The way votes were polled in favour of various parties in Vidarbha shows a new trend developing in the Dalit-dominated region, with the Congress-NCP combine gaining strength with the backing of the community’s voters and Dalit-centric parties and formations getting marginalised. What has also come as a surprise is that the Congress came out as the largest party here, winning 24 of the 27 seats that went to the Congress-NCP alliance’s kitty.
Dalit alienation, though receding, however, still helped the Sena-BJP combine retain its foothold in the region. Of the 27 seats that the saffron combine won, at least 10 could be attributed to the Dalit votes won by Prakash Ambedkar’s Bharip Bahujan Mahasangh (BBM), the BSP and the Third Front led by Ramdas Athawale.
One of the biggest Dalit vote turnarounds of this election has been the BSP’s rout, with the party being reduced to a virtual non-entity. In the 2004 elections, its candidates had made huge inroads, gaining up to 40,000 votes in some constituencies. This time, however, the BSP could do well only in about six constituencies, getting a maximum of over 29,000 votes in Digras, where the Shiv Sena’s sitting MLA Sanjay Rathod won. Incidentally, it was the only place in Yavatmal district, which has seven Assembly segments, where the saffron combine won.
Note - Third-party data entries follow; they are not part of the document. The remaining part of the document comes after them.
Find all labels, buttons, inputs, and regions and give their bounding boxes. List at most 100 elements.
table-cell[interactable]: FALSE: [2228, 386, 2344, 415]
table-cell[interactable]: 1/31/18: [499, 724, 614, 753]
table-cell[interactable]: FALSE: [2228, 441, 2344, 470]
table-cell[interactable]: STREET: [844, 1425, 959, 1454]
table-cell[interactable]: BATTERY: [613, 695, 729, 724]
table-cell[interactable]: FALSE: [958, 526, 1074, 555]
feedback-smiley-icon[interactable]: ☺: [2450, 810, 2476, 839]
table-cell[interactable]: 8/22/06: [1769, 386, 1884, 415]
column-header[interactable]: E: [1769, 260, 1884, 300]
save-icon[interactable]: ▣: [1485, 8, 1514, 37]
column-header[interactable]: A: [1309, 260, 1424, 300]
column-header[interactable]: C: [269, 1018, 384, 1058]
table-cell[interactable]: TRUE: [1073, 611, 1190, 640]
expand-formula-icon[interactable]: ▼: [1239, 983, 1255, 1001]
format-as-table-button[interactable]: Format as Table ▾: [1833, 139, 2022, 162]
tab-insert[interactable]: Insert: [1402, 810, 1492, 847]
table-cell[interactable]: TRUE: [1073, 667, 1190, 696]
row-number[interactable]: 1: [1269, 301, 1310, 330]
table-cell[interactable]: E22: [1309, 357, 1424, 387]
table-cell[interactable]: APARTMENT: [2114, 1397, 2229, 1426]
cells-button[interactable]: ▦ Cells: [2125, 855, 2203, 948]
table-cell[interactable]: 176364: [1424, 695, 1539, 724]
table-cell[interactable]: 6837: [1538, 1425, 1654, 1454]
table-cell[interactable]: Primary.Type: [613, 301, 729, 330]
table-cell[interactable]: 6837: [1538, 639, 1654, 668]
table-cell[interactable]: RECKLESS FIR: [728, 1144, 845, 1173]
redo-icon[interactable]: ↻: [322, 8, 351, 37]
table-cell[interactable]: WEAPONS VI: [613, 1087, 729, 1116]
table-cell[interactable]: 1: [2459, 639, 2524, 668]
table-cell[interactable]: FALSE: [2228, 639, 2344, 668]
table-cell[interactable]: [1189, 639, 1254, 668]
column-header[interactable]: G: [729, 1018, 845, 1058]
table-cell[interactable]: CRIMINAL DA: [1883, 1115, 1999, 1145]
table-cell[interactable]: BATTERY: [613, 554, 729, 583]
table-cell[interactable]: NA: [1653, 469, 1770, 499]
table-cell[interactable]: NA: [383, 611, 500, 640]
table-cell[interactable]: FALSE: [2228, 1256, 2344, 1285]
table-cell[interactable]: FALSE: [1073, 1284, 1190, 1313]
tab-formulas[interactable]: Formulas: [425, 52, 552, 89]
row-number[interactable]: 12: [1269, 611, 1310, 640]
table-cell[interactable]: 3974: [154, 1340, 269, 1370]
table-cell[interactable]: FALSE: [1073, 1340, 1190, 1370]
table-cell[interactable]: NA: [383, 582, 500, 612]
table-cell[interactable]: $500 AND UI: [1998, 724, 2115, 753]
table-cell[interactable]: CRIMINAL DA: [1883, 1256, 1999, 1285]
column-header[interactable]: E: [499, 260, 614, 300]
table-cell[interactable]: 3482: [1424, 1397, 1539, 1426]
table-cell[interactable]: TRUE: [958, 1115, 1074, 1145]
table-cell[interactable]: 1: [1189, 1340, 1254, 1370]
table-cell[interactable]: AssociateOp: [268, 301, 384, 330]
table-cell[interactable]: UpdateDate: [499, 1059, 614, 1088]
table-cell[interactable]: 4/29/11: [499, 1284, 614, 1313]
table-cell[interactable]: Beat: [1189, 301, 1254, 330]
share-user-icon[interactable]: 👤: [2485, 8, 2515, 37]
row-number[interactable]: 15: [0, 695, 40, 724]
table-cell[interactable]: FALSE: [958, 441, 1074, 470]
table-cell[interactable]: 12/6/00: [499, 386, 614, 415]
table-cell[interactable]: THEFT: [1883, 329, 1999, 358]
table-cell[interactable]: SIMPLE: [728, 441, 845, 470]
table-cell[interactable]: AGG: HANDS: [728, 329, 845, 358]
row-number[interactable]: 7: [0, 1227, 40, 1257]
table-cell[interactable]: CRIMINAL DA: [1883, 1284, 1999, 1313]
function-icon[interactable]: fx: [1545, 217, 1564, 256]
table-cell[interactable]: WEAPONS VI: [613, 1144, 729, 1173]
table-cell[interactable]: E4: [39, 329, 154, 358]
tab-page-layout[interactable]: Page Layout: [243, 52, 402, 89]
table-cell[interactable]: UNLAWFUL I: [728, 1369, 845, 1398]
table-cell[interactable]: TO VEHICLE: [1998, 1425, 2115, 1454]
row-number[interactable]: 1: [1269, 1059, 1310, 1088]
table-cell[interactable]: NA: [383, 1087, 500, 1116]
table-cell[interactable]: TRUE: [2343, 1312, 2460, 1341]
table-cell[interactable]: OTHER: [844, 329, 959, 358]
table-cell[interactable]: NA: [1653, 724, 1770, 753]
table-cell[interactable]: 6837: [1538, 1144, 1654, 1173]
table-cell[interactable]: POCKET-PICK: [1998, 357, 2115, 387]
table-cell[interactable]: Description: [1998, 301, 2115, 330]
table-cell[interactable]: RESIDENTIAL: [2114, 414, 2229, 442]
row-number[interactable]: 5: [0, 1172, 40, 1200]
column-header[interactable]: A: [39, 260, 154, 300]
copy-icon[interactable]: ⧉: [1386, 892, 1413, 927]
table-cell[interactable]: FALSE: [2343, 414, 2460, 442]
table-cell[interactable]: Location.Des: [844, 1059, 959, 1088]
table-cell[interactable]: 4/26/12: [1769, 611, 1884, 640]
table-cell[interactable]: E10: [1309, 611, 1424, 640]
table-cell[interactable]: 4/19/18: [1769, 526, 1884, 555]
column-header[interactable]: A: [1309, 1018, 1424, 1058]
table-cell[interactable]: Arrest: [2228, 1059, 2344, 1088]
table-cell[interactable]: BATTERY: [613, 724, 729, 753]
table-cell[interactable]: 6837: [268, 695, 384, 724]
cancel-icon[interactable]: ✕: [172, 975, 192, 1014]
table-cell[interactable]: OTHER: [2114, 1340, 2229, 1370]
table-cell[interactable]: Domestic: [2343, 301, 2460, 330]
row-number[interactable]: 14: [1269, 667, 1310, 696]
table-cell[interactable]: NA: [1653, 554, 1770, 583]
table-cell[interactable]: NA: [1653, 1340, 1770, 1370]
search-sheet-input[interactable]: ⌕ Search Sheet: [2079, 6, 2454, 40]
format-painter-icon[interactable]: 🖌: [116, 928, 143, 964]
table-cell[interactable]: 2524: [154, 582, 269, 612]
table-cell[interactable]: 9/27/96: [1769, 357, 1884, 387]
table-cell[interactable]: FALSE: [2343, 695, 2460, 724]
Everywhere else, BSP candidates fared poorly. In Nagpur South, for example, its candidate Uttam Shevde could bag just about 10,000 votes, as against the 26,000 votes polled by Kiran Pandav last time, a non-Dalit choice of its social engineering plan. In fact, many of its candidates last time were non-Dalit dissidents sourced from other political parties. They had their own footing, which won them a large number of non-Dalit votes too.